Abir Al-Sahlani on Wednesday openly called for Maud Olofsson to resign in September.
“I think basically that Maud has completed a huge amount of work within the party but the party executive has said that we are to begin a process of renewal and I don’t think that we can simply dump this in the lap of a new leadership in the autumn 2012,” she said.
Al-Sahlani’s comments drew the full support of high profile member of parliament Fredrick Federley.
“It’s not about confidence in Maud Olofsson, it is about the need for new energy in the party,” he said.
Like Al-Sahlani he referred to the decision to develop a new party platform.
“The new leader must have a say in the matter,” he said.
Federley warns of “a classic center-case scenario, where a party leader clings to power for too long and is eventually forced out. This happened with both Thorbjorn Falldin and Olof Johansson, causing a great deal of bitterness, Federley said.
The Centre Party Youth League (CUF) has also voiced support for a change in party leader, but has not said when it will happen.
“We want a new party leader in the elections in 2014, but we have not said whether this will happen in 2011 or 2012. But the new leader must have plenty of time before the election,” said CUF’s chairman Magnus Andersson.
“The most important thing is that we don’t make the classic Social Democrat mistake of talking only about people, but we also have to talk about political content, vision and communication,” he said.
Maud Olofsson responded to the discussion over her future through her press secretary Johanna Martin on Wednesday that she “is the party leader as long as she thinks it’s fun and as long as she feels that she has the confidence of the members”.

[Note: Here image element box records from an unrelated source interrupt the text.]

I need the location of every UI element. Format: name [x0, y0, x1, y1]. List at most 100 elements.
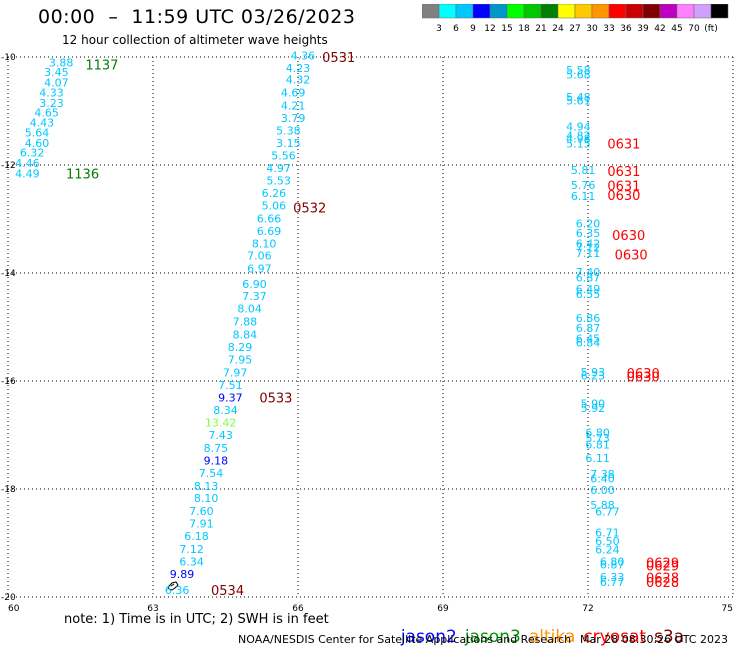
colorbar-label: 15 [501, 24, 512, 34]
swh-point: 6.45 [576, 332, 601, 345]
swh-point: 13.42 [205, 417, 237, 430]
time-label: 0533 [259, 392, 292, 407]
swh-point: 6.20 [576, 217, 601, 230]
swh-point: 5.38 [276, 124, 301, 137]
swh-point: 6.86 [576, 312, 601, 325]
time-label: 0532 [293, 202, 326, 217]
colorbar-swatch [472, 4, 491, 19]
time-label: 0630 [627, 371, 660, 386]
colorbar-label: 39 [637, 24, 649, 34]
time-label: 0630 [612, 229, 645, 244]
x-tick-label: 60 [8, 604, 20, 614]
swh-point: 7.37 [242, 290, 267, 303]
swh-point: 4.98 [566, 133, 591, 146]
swh-point: 4.65 [34, 107, 59, 120]
swh-point: 8.04 [237, 303, 262, 316]
swh-point: 5.93 [581, 366, 606, 379]
y-tick-label: -14 [1, 269, 16, 279]
swh-point: 4.43 [30, 116, 55, 129]
colorbar-label: 45 [671, 24, 682, 34]
timestamp-text: Mar 28 08:30:26 UTC 2023 [580, 633, 728, 646]
time-label: 0631 [607, 165, 640, 180]
swh-point: 6.80 [585, 426, 610, 439]
swh-point: 4.49 [15, 168, 40, 181]
colorbar-swatch [523, 4, 542, 19]
legend-altika: altika [528, 627, 576, 647]
swh-point: 5.15 [566, 137, 591, 150]
swh-point: 6.90 [242, 278, 267, 291]
swh-point: 6.36 [165, 584, 190, 597]
colorbar-swatch [489, 4, 508, 19]
colorbar-swatch [710, 4, 729, 19]
swh-point: 6.49 [576, 283, 601, 296]
swh-point: 7.91 [189, 518, 214, 531]
colorbar-swatch [591, 4, 610, 19]
colorbar-label: 42 [654, 24, 665, 34]
time-label: 0534 [211, 584, 244, 599]
swh-point: 8.10 [194, 492, 219, 505]
y-tick-label: -16 [1, 377, 16, 387]
swh-point: 4.69 [281, 87, 306, 100]
swh-point: 5.76 [571, 179, 596, 192]
swh-point: 6.84 [576, 337, 601, 350]
swh-point: 4.94 [566, 121, 591, 134]
colorbar-swatch [608, 4, 627, 19]
time-label: 0629 [646, 556, 679, 571]
swh-points: 3.883.454.074.333.234.654.435.644.606.32… [15, 49, 624, 597]
time-label: 0630 [627, 367, 660, 382]
swh-point: 8.84 [233, 329, 258, 342]
swh-point: 7.38 [590, 468, 615, 481]
colorbar-swatch [455, 4, 474, 19]
legend-jason3: jason3 [464, 627, 521, 647]
swh-point: 6.55 [576, 288, 601, 301]
chart-grid [7, 56, 734, 598]
colorbar-label: 24 [552, 24, 564, 34]
time-label: 0628 [646, 572, 679, 587]
swh-point: 6.33 [600, 571, 625, 584]
swh-point: 4.46 [15, 157, 40, 170]
y-tick-label: -10 [1, 53, 16, 63]
legend-s3a: s3a [654, 627, 685, 647]
swh-point: 8.10 [252, 237, 277, 250]
swh-point: 5.81 [571, 164, 596, 177]
time-label: 0531 [322, 51, 355, 66]
legend-jason2: jason2 [400, 627, 457, 647]
y-tick-label: -12 [1, 161, 16, 171]
swh-point: 7.95 [228, 353, 253, 366]
swh-point: 6.77 [595, 506, 620, 519]
swh-point: 6.77 [600, 576, 625, 589]
colorbar-swatch [642, 4, 661, 19]
colorbar-swatch [676, 4, 695, 19]
swh-point: 7.40 [576, 266, 601, 279]
time-label: 0630 [607, 189, 640, 204]
swh-point: 6.71 [595, 527, 620, 540]
swh-point: 6.80 [600, 555, 625, 568]
swh-point: 9.89 [170, 568, 195, 581]
swh-point: 5.90 [581, 398, 606, 411]
swh-point: 6.32 [20, 147, 45, 160]
swh-point: 6.87 [576, 322, 601, 335]
colorbar-swatch [557, 4, 576, 19]
swh-point: 4.33 [39, 87, 64, 100]
swh-point: 8.13 [194, 480, 219, 493]
swh-point: 6.00 [590, 484, 615, 497]
x-tick-label: 63 [147, 604, 158, 614]
colorbar-label: 27 [569, 24, 580, 34]
colorbar-label: 30 [586, 24, 598, 34]
swh-point: 6.66 [257, 212, 282, 225]
page-title: 00:00 – 11:59 UTC 03/26/2023 [38, 6, 356, 28]
colorbar-label: 36 [620, 24, 632, 34]
colorbar-label: 6 [453, 24, 459, 34]
swh-point: 5.58 [566, 64, 591, 77]
x-tick-label: 72 [582, 604, 593, 614]
swh-point: 7.12 [179, 543, 204, 556]
coastline-island [167, 581, 179, 591]
axis-ticks: 60 63 66 69 72 75 -10 -12 -14 -16 -18 -20 [1, 53, 733, 614]
swh-point: 7.97 [223, 366, 248, 379]
colorbar-swatch [422, 4, 440, 19]
time-label: 0631 [607, 137, 640, 152]
swh-point: 9.37 [218, 392, 243, 405]
chart-subtitle: 12 hour collection of altimeter wave hei… [62, 33, 328, 47]
swh-point: 3.45 [44, 66, 69, 79]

Olofsson, who is currently in Abu Dhabi at an energy ministers meeting, said that both criteria still apply even after the latest demands for her to resign.
“It is natural that there is a discussion.. and that Maud Olofsson has nothing against,” Martin said.
There are no lack of successors and the main challengers for the post are all women.
Best placed is reported to Annie Jahansson, 27-years-old from Värnamo. She was elected to parliament in 2006 and quickly became one of the party’s leading profiles. Her most recent post was as chair of the post election analysis group.
Another candidate is Anna-Karin Hat, secretary of the coordination office during the last parliament and was after election appointed to the post of IT minister – Hatt is considered to be Maud Olofsson’s personal favourite.
MEP Lena Ek is another personality that is mentioned. Ek competed for the post of party leader when Olofsson got the job.
Among the male candidates are named environment minister Andreas Carlgren and rural affairs minister Eskil Erlandsson.